イザヤ書 15章

「わが心は、モアブのために叫ぶ。」(15:5) 

 13章から、イザヤは幻を見せられ、一つ一つ名指しして国々に裁きを預言していきます。これは24章まで続きます。24章まで読み進めると、エルサレムも含めた全世界への裁きの言葉となります。
 神は裁きの御手をもって人間の驕り高ぶりを削いでいき、世界を「全く裸に」されます(24:3)。裁きによって世の罪がそぎ落とされた先で、主を求める叫びが起こり(24:14)、復活の希望が示されるのです(26:19)。

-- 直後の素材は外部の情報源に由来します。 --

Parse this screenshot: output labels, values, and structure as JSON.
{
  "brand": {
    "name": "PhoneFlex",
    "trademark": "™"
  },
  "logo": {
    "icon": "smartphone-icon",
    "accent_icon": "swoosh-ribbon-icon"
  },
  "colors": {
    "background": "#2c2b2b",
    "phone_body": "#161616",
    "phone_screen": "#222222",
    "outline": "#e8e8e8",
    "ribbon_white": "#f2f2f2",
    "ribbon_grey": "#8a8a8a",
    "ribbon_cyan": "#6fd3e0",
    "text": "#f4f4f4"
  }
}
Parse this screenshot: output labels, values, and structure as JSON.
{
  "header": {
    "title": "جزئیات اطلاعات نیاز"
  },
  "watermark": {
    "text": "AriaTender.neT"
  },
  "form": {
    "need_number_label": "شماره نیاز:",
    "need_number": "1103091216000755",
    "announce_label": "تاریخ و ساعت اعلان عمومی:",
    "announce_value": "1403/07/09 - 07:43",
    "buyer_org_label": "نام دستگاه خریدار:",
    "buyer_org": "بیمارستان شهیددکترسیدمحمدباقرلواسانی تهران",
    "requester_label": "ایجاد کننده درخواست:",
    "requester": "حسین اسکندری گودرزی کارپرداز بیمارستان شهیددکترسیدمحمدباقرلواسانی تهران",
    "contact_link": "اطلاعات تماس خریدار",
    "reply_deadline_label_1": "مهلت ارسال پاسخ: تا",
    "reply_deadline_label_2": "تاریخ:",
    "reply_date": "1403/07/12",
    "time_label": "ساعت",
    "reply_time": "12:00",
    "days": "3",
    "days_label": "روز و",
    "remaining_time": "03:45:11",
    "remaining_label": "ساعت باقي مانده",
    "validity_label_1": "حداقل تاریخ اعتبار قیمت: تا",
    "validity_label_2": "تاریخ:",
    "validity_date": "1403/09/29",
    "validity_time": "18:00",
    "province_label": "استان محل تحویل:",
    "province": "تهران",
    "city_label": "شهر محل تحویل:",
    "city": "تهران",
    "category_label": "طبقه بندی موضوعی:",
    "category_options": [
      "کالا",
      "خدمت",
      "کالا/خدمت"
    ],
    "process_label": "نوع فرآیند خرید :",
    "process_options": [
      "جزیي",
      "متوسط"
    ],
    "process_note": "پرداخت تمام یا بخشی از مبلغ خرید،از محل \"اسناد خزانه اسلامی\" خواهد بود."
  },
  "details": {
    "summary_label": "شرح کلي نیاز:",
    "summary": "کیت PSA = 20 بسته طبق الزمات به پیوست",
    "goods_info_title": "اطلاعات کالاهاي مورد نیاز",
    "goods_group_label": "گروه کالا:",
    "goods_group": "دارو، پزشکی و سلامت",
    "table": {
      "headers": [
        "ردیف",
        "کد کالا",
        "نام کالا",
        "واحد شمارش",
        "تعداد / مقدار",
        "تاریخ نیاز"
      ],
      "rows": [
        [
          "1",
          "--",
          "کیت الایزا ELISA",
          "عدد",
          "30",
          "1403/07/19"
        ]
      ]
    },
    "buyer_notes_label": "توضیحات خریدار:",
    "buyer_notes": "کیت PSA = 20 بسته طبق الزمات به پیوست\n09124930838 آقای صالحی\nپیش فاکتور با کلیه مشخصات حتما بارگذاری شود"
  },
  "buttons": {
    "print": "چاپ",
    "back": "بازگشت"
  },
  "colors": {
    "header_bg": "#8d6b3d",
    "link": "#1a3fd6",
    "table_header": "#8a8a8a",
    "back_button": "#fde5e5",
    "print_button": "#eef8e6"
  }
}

 モアブの人々は、ケモシュの神に自分の子供を焼いてささげるようなこともしていました(列王下3:26)。それなのに、一夜にしてモアブは滅びます。自分の手に持てるだけの財をもって難民となり、国境を超えることになることが語られます。
 キリストは弟子達におっしゃいました。「人は、たとえ全世界を手に入れても、自分の命を失ったら、何の得があろうか」。神はイザヤの口を通して全世界にこのことを問われます。
 神はモアブのために叫ばれました。惜しんでいらっしゃるのです。裁きの宣告の中に、神の招きの叫びがあることを見落としてはなりません。